The NCAA, a group comprised of members representing a number of public and private universities’ athletic departments, has long argued that student-athletes cannot be considered employees under the NLRA or Fair Labor Standards Act (FLSA). The organization asserts that student involvement in athletics programs is incidental to their overall participation in the universities’ athletics programs, and as such, they cannot be considered employees of the schools they attend.

Several legal actions have been taken by groups representing student-athletes that argue athletes are due compensation for their play, especially considering the amount of profit the schools stand to gain from their athletic contributions. In 2021 alone, legal battles and legislation in Pennsylvania, California, and Connecticut directly addressed student-athlete compensation and worker classification.

A case in the U.S. District Court for the Eastern District of Pennsylvania established that under precedent, the question of an employment relationship can be determined by looking at factors that indicate who the primary beneficiary in the relationship is. Under this reasoning, student-athletes can be considered employees due to the economic realities of their contributions to the schools they attend.

In California, legislation passed on August 13, 2021 allows student-athletes to be compensated for athletic endorsements as of September 1, 2021. Connecticut Governor Lamont signed similar legislation on June 30, 2021 that allows student-athletes to earn compensation through endorsement contracts and obtain the legal or professional representation of an attorney or sports agent. 

Supreme Court ruling

On June 21, 2021, the Supreme Court unanimously ruled that the NCAA was violating anti-trust rules by restricting student-athletes’ ability to receive pay in the form of “education-related benefits” on the grounds that they are amateurs rather than professional athletes.
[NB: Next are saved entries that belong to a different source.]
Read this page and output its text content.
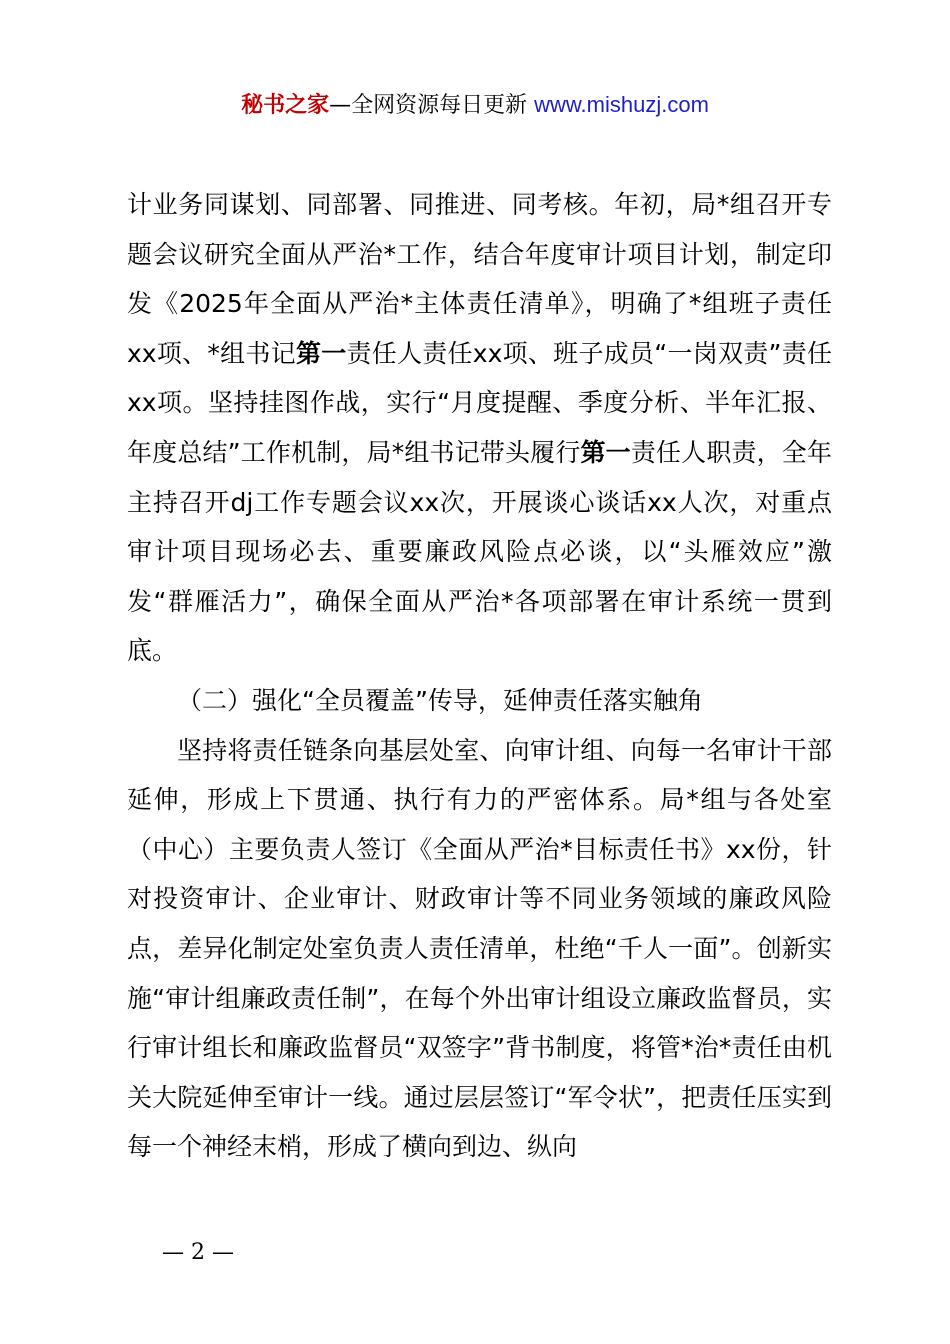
秘书之家—全网资源每日更新 www.mishuzj.com

计业务同谋划、同部署、同推进、同考核。年初，局*组召开专题会议研究全面从严治*工作，结合年度审计项目计划，制定印发《2025年全面从严治*主体责任清单》，明确了*组班子责任xx项、*组书记第一责任人责任xx项、班子成员“一岗双责”责任xx项。坚持挂图作战，实行“月度提醒、季度分析、半年汇报、年度总结”工作机制，局*组书记带头履行第一责任人职责，全年主持召开dj工作专题会议xx次，开展谈心谈话xx人次，对重点审计项目现场必去、重要廉政风险点必谈，以“头雁效应”激发“群雁活力”，确保全面从严治*各项部署在审计系统一贯到底。

（二）强化“全员覆盖”传导，延伸责任落实触角

坚持将责任链条向基层处室、向审计组、向每一名审计干部延伸，形成上下贯通、执行有力的严密体系。局*组与各处室（中心）主要负责人签订《全面从严治*目标责任书》xx份，针对投资审计、企业审计、财政审计等不同业务领域的廉政风险点，差异化制定处室负责人责任清单，杜绝“千人一面”。创新实施“审计组廉政责任制”，在每个外出审计组设立廉政监督员，实行审计组长和廉政监督员“双签字”背书制度，将管*治*责任由机关大院延伸至审计一线。通过层层签订“军令状”，把责任压实到每一个神经末梢，形成了横向到边、纵向

— 2 —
This opens the door for schools to attract athletes with the promise of additional benefits in the form of additional scholarships, computers and other equipment, and more [NCAA v. Alston, U.S. Sup. Ct., Dkt. No. 20-512, 06/21/2021]. 

NLRB memo

Following the Supreme Court ruling, General Counsel Jennifer Abruzzo of the NLRB issued a memorandum to all Field offices updating guidance on her position that certain student athletes should be considered employees under the NLRA. She highlights the fact that athletes perform a service for the universities they play for that generates millions of dollars in profit and provides non-monetary reputation gain as well, which has a long-term effect on the institutions’ financial bottom line.

Additionally, these student-athletes already receive a form of compensation through their tuition packages and stipends for room, board, and necessities. Finally, the institutions exert control over the student athletes’ “work” in the form of scheduling, compensation limits, performance requirements, and more. 

The future of student-athlete worker classification

These developments evolved in tandem with a set of legal actions taken at the state level in a number of states, including multiple unionization attempts on the part of athletes at certain universities. Public opinion, as well as that of several sympathetic state legislatures, has steeply shifted toward the idea of compensating student athletes.

Support in favor of considering student-athletes as professionals both by the Supreme Court and NLRB indicate a possibility that employee classification for student athletes may be on the horizon.